A MIDNIGHT-BLUE velvet evening jacket dating from 1937 is the first couture addition to a Teesdale museum’s new collection.

Created by the famous couturier Elsa Schiaparelli for her autumn/winter collection, the richly embroidered item complete with rhinestones and three large turquoise star shaped-buttons will be housed at The Bowes Museum, in Barnard Castle.

It has been chosen by fashion and textile curatorial assistant Hannah Jackson who has spent time in Paris and London researching for a new collection.

She has been awarded a £60,000 grant from the Art Fund to invest in a capsule wardrobe of French haute couture in homage to the museum’s co-founder and Frenchwoman, Joséphine Bowes.

Ms Jackson said: “We know that Joséphine was a collector, a patron of the arts, a society hostess, an actress, a painter and a devotee to fashion.
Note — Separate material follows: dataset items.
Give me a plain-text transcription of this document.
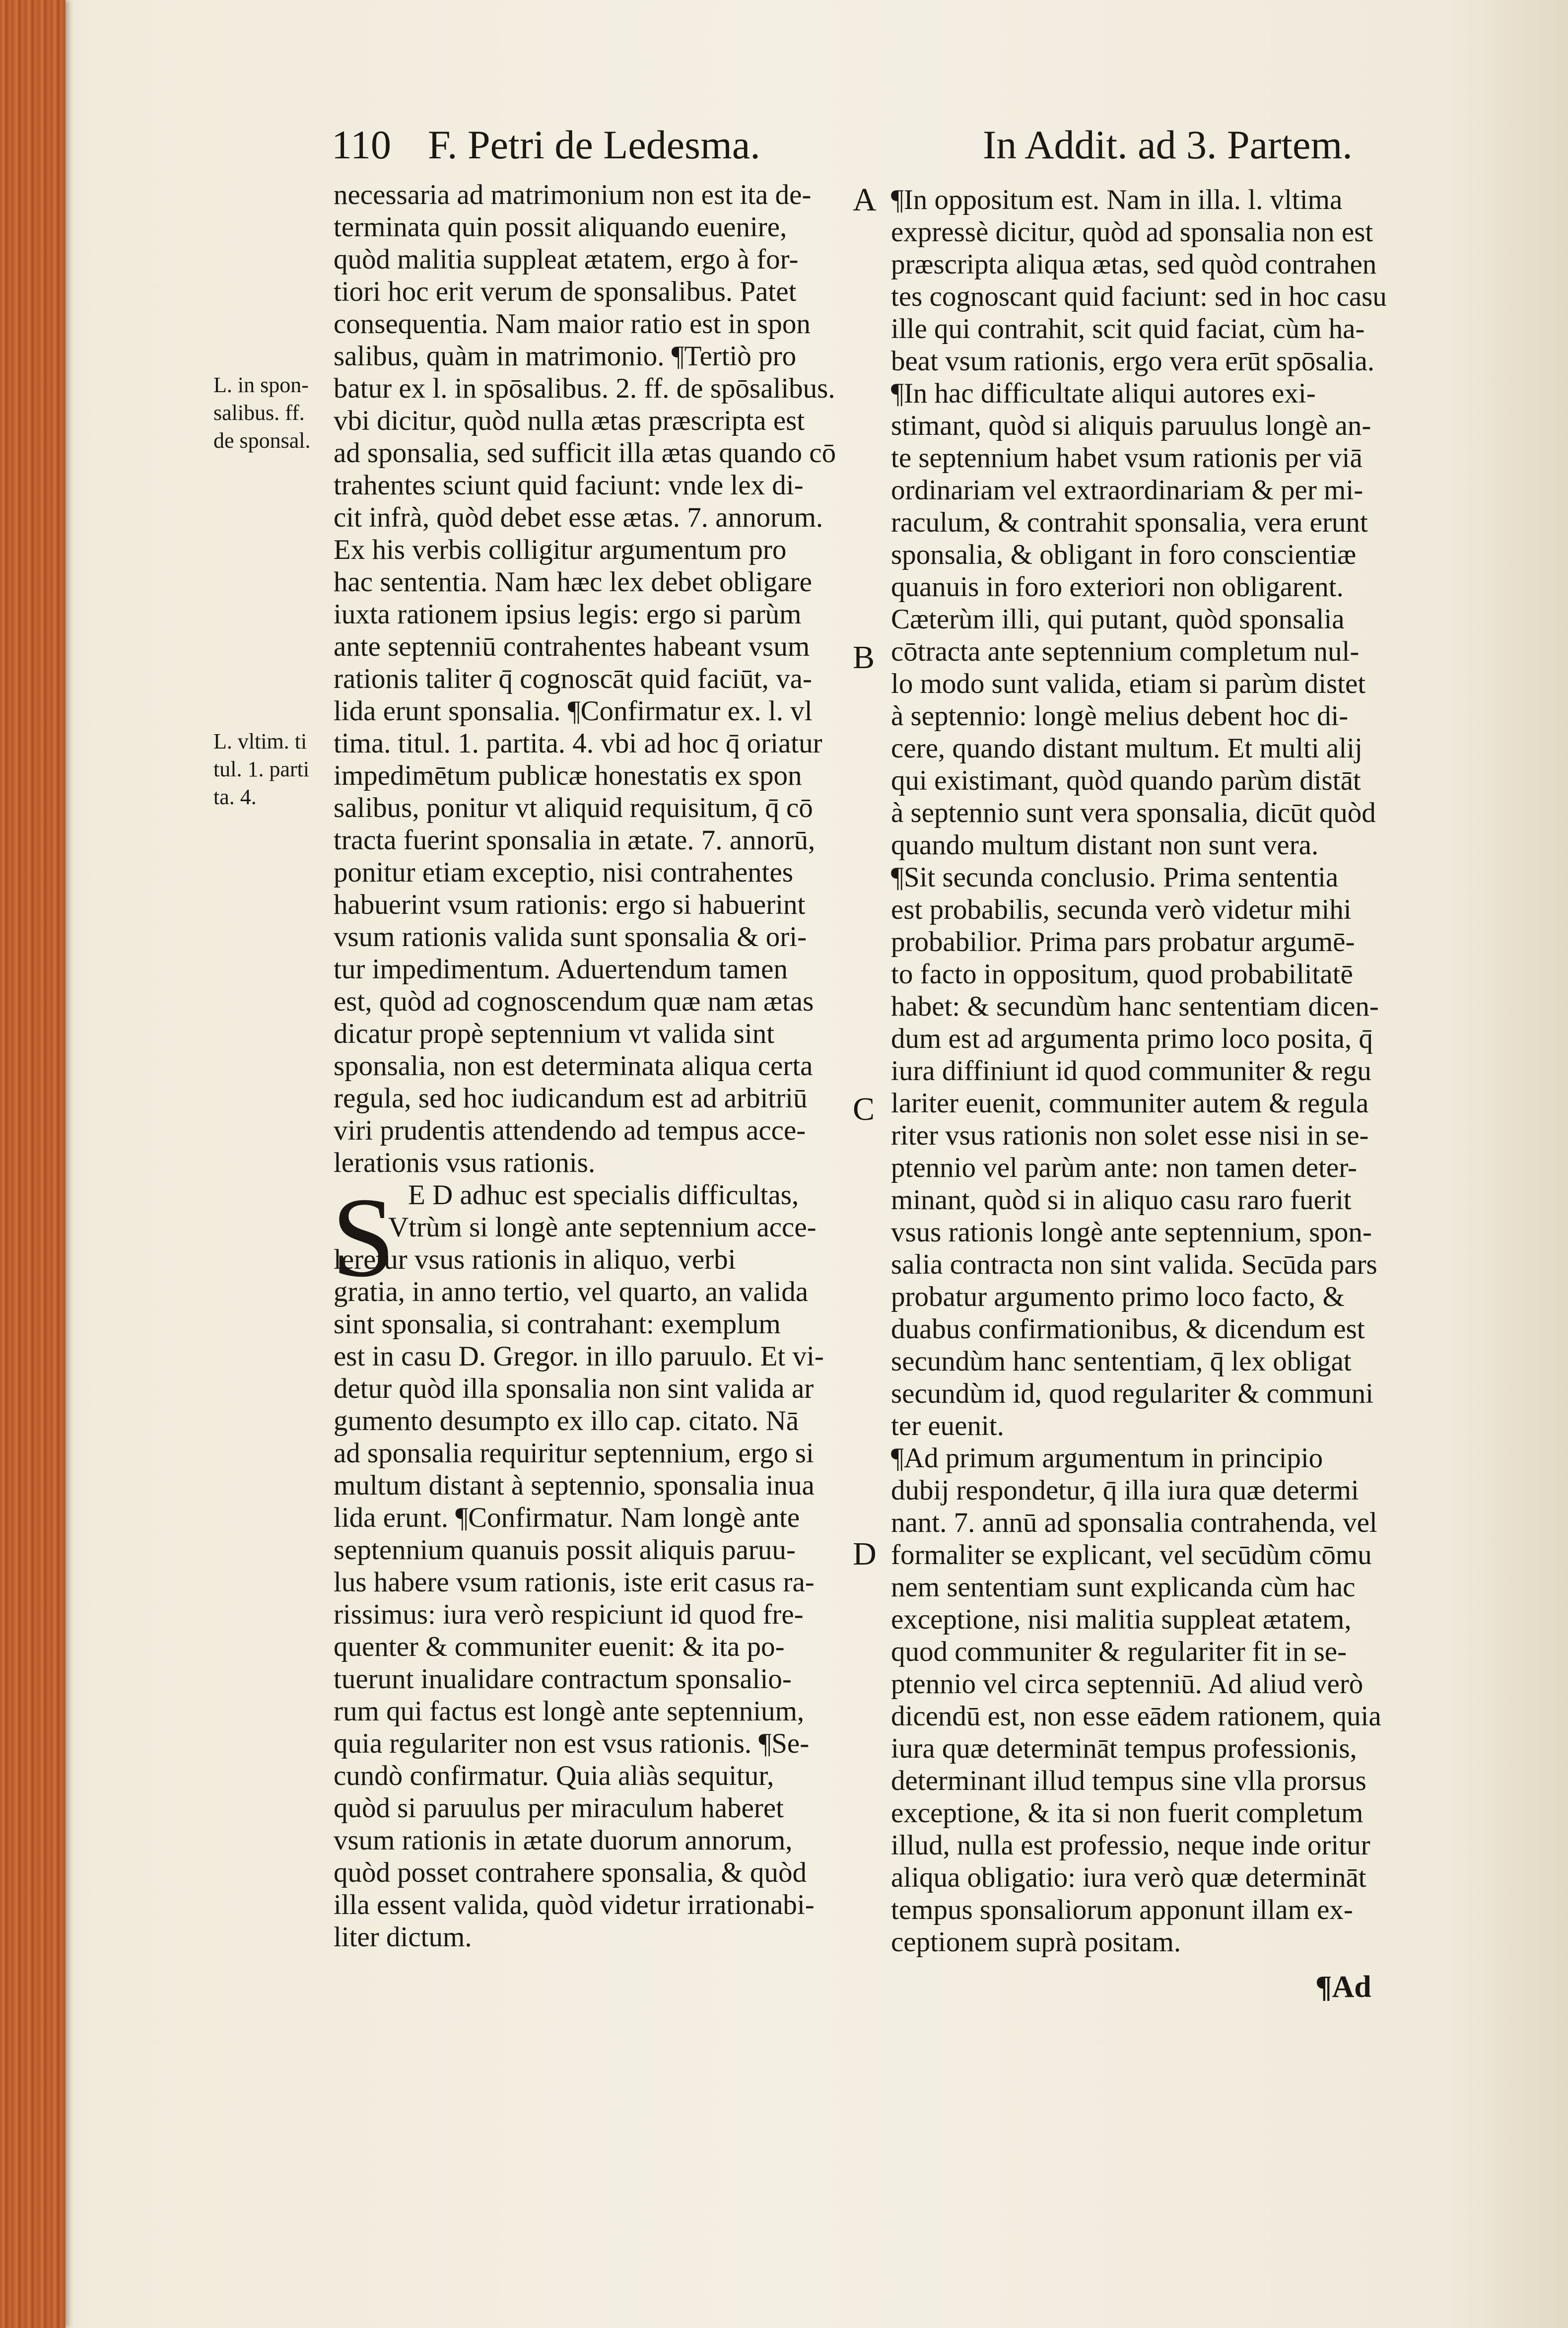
110 F. Petri de Ledesma.	In Addit. ad 3. Partem.
L. in spon-
salibus. ff.
de sponsal.
L. vltim. ti
tul. 1. parti
ta. 4.
A
B
C
D
S
necessaria ad matrimonium non est ita de-
terminata quin possit aliquando euenire,
quòd malitia suppleat ætatem, ergo à for-
tiori hoc erit verum de sponsalibus. Patet
consequentia. Nam maior ratio est in spon
salibus, quàm in matrimonio. ¶Tertiò pro
batur ex l. in spōsalibus. 2. ff. de spōsalibus.
vbi dicitur, quòd nulla ætas præscripta est
ad sponsalia, sed sufficit illa ætas quando cō
trahentes sciunt quid faciunt: vnde lex di-
cit infrà, quòd debet esse ætas. 7. annorum.
Ex his verbis colligitur argumentum pro
hac sententia. Nam hæc lex debet obligare
iuxta rationem ipsius legis: ergo si parùm
ante septenniū contrahentes habeant vsum
rationis taliter q̄ cognoscāt quid faciūt, va-
lida erunt sponsalia. ¶Confirmatur ex. l. vl
tima. titul. 1. partita. 4. vbi ad hoc q̄ oriatur
impedimētum publicæ honestatis ex spon
salibus, ponitur vt aliquid requisitum, q̄ cō
tracta fuerint sponsalia in ætate. 7. annorū,
ponitur etiam exceptio, nisi contrahentes
habuerint vsum rationis: ergo si habuerint
vsum rationis valida sunt sponsalia & ori-
tur impedimentum. Aduertendum tamen
est, quòd ad cognoscendum quæ nam ætas
dicatur propè septennium vt valida sint
sponsalia, non est determinata aliqua certa
regula, sed hoc iudicandum est ad arbitriū
viri prudentis attendendo ad tempus acce-
lerationis vsus rationis.
E D adhuc est specialis difficultas,
Vtrùm si longè ante septennium acce-
leretur vsus rationis in aliquo, verbi
gratia, in anno tertio, vel quarto, an valida
sint sponsalia, si contrahant: exemplum
est in casu D. Gregor. in illo paruulo. Et vi-
detur quòd illa sponsalia non sint valida ar
gumento desumpto ex illo cap. citato. Nā
ad sponsalia requiritur septennium, ergo si
multum distant à septennio, sponsalia inua
lida erunt. ¶Confirmatur. Nam longè ante
septennium quanuis possit aliquis paruu-
lus habere vsum rationis, iste erit casus ra-
rissimus: iura verò respiciunt id quod fre-
quenter & communiter euenit: & ita po-
tuerunt inualidare contractum sponsalio-
rum qui factus est longè ante septennium,
quia regulariter non est vsus rationis. ¶Se-
cundò confirmatur. Quia aliàs sequitur,
quòd si paruulus per miraculum haberet
vsum rationis in ætate duorum annorum,
quòd posset contrahere sponsalia, & quòd
illa essent valida, quòd videtur irrationabi-
liter dictum.
¶In oppositum est. Nam in illa. l. vltima
expressè dicitur, quòd ad sponsalia non est
præscripta aliqua ætas, sed quòd contrahen
tes cognoscant quid faciunt: sed in hoc casu
ille qui contrahit, scit quid faciat, cùm ha-
beat vsum rationis, ergo vera erūt spōsalia.
¶In hac difficultate aliqui autores exi-
stimant, quòd si aliquis paruulus longè an-
te septennium habet vsum rationis per viā
ordinariam vel extraordinariam & per mi-
raculum, & contrahit sponsalia, vera erunt
sponsalia, & obligant in foro conscientiæ
quanuis in foro exteriori non obligarent.
Cæterùm illi, qui putant, quòd sponsalia
cōtracta ante septennium completum nul-
lo modo sunt valida, etiam si parùm distet
à septennio: longè melius debent hoc di-
cere, quando distant multum. Et multi alij
qui existimant, quòd quando parùm distāt
à septennio sunt vera sponsalia, dicūt quòd
quando multum distant non sunt vera.
¶Sit secunda conclusio. Prima sententia
est probabilis, secunda verò videtur mihi
probabilior. Prima pars probatur argumē-
to facto in oppositum, quod probabilitatē
habet: & secundùm hanc sententiam dicen-
dum est ad argumenta primo loco posita, q̄
iura diffiniunt id quod communiter & regu
lariter euenit, communiter autem & regula
riter vsus rationis non solet esse nisi in se-
ptennio vel parùm ante: non tamen deter-
minant, quòd si in aliquo casu raro fuerit
vsus rationis longè ante septennium, spon-
salia contracta non sint valida. Secūda pars
probatur argumento primo loco facto, &
duabus confirmationibus, & dicendum est
secundùm hanc sententiam, q̄ lex obligat
secundùm id, quod regulariter & communi
ter euenit.
¶Ad primum argumentum in principio
dubij respondetur, q̄ illa iura quæ determi
nant. 7. annū ad sponsalia contrahenda, vel
formaliter se explicant, vel secūdùm cōmu
nem sententiam sunt explicanda cùm hac
exceptione, nisi malitia suppleat ætatem,
quod communiter & regulariter fit in se-
ptennio vel circa septenniū. Ad aliud verò
dicendū est, non esse eādem rationem, quia
iura quæ determināt tempus professionis,
determinant illud tempus sine vlla prorsus
exceptione, & ita si non fuerit completum
illud, nulla est professio, neque inde oritur
aliqua obligatio: iura verò quæ determināt
tempus sponsaliorum apponunt illam ex-
ceptionem suprà positam.
¶Ad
“She was among the many fashionable women who bought her clothes from Maison Worth on rue de la Paix Paris, aligning herself with figures such as the Empress Eugénie.”

The jacket was purchased from Kerry Taylor’s Passion for Fashion Auction in London.

Joanna Hashagen, museum curator of fashion and textiles, said: “This is a very exciting new acquisition for our fashion collection.”